Why did you choose to add this disclaimer?

1WrongBot12y
When reading discussions that use similar examples, I frequently see people arrive at the conclusion I was disclaiming, even when it seems obvious to me that that conclusion is unwarranted. I included the disclaimer to save myself the potential aggravation of explaining myself.

EDIT: Ignore the rest of this... just see WrongBot's comment. (Hm, there's no way to do strikethrough in Markdown, is there?)

To recall something related that came up here recently and might be worth mentioning, I seem to recall someone (Alicorn, I think?) posting something here recently about a culture that actually hadn't figured out the sex/pregnancy connection, due to their diet containing many natural contraceptives (being largely based on yams, IIRC?)? And that still doesn't really acknowledge it culturally now that they've learned about it? Though those were not foragers, IIRC.

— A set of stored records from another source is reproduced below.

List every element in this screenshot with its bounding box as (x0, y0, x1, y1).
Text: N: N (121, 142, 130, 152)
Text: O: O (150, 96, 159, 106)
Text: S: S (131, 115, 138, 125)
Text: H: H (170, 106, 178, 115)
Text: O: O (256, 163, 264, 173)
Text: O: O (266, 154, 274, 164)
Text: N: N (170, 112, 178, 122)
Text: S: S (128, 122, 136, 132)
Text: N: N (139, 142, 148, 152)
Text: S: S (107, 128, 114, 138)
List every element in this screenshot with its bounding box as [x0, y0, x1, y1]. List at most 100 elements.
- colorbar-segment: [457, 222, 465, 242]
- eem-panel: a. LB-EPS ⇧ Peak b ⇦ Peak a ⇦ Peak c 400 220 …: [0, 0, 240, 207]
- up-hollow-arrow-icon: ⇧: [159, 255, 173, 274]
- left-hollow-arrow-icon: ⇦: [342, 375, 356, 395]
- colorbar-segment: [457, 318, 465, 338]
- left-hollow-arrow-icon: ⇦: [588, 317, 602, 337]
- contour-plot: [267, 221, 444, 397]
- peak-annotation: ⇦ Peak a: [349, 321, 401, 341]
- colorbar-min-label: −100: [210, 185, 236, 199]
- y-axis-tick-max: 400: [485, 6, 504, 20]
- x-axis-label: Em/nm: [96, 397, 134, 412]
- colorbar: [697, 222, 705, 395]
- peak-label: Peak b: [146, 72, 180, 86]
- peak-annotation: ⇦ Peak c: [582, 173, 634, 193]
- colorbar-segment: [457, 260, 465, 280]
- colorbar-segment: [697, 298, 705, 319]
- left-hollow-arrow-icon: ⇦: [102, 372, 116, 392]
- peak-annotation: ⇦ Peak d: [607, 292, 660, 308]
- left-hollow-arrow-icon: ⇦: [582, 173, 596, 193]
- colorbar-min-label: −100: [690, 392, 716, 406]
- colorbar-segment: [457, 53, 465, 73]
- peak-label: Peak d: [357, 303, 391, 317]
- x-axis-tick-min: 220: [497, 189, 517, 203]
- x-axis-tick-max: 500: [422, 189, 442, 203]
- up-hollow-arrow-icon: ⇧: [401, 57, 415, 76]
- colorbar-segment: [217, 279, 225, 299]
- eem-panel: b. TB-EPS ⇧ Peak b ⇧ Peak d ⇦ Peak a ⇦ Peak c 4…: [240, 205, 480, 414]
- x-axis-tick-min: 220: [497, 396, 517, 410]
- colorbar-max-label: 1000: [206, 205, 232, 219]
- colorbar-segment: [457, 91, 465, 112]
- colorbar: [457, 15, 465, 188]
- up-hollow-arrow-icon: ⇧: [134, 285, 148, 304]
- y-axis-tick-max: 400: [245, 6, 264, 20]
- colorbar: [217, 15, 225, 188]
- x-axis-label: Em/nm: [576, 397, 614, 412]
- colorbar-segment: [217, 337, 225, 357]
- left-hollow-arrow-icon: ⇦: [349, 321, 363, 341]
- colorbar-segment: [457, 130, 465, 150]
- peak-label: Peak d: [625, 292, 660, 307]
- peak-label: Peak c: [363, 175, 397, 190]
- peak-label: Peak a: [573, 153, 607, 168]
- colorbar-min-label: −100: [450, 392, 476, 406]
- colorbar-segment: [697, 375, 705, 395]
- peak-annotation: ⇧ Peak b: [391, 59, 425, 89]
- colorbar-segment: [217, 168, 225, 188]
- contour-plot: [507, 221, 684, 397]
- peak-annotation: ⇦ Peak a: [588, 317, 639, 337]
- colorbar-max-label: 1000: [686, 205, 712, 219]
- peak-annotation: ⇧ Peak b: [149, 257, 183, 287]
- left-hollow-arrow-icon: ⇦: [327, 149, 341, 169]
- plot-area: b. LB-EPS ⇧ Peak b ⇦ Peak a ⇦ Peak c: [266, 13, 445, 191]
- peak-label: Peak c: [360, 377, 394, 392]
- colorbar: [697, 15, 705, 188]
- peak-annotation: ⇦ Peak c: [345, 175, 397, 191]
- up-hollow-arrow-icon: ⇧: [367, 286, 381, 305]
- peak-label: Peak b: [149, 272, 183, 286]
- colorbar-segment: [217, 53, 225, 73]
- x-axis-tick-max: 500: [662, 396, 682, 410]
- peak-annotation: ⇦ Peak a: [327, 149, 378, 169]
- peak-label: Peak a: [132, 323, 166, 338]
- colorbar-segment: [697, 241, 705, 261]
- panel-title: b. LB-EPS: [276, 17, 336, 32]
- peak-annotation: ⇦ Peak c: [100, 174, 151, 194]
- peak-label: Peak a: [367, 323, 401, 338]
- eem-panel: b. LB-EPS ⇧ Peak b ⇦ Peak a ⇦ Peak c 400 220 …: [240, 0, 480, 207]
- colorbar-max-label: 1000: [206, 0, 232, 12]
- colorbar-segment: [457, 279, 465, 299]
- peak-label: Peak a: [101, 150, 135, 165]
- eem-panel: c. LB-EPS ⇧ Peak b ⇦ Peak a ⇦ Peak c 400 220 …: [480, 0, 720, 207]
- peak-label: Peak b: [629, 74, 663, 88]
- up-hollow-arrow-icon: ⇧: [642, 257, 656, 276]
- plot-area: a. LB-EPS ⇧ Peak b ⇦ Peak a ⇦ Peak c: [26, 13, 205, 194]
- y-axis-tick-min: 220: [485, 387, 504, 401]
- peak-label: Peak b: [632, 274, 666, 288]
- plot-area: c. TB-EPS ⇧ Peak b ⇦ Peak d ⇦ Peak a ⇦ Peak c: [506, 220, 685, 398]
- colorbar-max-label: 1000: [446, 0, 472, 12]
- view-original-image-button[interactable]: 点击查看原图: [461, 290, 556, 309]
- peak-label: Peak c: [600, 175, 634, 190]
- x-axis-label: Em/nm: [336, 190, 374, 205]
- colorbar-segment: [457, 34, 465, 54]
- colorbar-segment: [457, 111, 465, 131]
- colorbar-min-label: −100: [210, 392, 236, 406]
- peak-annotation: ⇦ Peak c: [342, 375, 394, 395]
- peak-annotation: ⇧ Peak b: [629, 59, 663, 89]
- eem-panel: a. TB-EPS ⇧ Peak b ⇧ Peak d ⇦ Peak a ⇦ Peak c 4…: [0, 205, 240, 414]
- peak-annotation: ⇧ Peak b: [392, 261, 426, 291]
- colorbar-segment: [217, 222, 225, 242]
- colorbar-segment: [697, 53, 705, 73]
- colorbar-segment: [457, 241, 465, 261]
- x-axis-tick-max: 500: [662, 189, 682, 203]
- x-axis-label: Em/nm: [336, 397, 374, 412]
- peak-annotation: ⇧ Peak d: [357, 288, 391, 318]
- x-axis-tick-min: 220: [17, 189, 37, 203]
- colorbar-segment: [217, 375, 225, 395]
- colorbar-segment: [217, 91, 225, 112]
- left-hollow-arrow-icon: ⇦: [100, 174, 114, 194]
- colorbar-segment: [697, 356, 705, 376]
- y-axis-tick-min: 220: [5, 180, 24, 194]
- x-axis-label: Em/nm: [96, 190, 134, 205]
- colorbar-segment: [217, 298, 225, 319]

I can't seem to find it right now, though... can anyone remember what I'm thinking of?

3WrongBot12y
Heh, that was one of my comments [http://lesswrong.com/lw/2ee/unknown_knowns_why_did_you_choose_to_be_monogamous/27do?c=1&context=1#comments] , on the Trobriand [http://en.wikipedia.org/wiki/Trobriand]. They're subsistence yam farmers.
2JoshuaZ12y
Echoing qwern's comment for a citation for their belief. This seems like such a near human universal that I'd really want to see a better source than a Wikipedia article without further sourcing. If a diet reduced conception levels that much I'd expect to a) have heard about what the food in question is in that context and b) see a selection pressure against those who ate that diet. It also doesn't require a very high conception rate to make the sex-pregnancy connection. I'd be surprised if one couldn't make that connection at any pregnancy rate that was able to keep population levels at least constant. And any such society is going to have shorter life-spans and high infant mortality, which would mean that the minimum pregnancy level would be pretty high. It seems more plausible to me that the connection goes in the other direction: the highly polyamorous culture has made it more difficult to see the sex-pregnancy connection. But even that seems a bit of a stretch. ETA: So this [http://www.sacred-texts.com/pac/baloma/index.htm] looks like a source but some of the other mentions of the "Baloma" belief on the internet (none in reliable sources as far as I can tell) claim that the belief is that sex is a method of opening the womb to the baloma, which would mean that the sex-pregnancy connection is understood, but possibly not that the child inherits any traits from the father. More sources are seriously needed to pin down what is happening here.
0WrongBot12y
I'm trying to remember where I first read about the Trobrianders, and failing. The Ethical Slut, maybe? Malinowski seems to be responsible for most of the scholarship on them, which I agree is a little suspicious. IIRC, the yams in question have an unusually high level of progesterone, which does (or at least should) have observable effects on fertility rates. But I think there was more to it than that--if I remember my original source, I'll definitely pass it along.
2gwern12y
What's the source for their sex!=pregnancy belief? The Wikipedia article doesn't seem to cover that at all.
0Alicorn12y
I don't think it was me who posted it, and I don't know who did.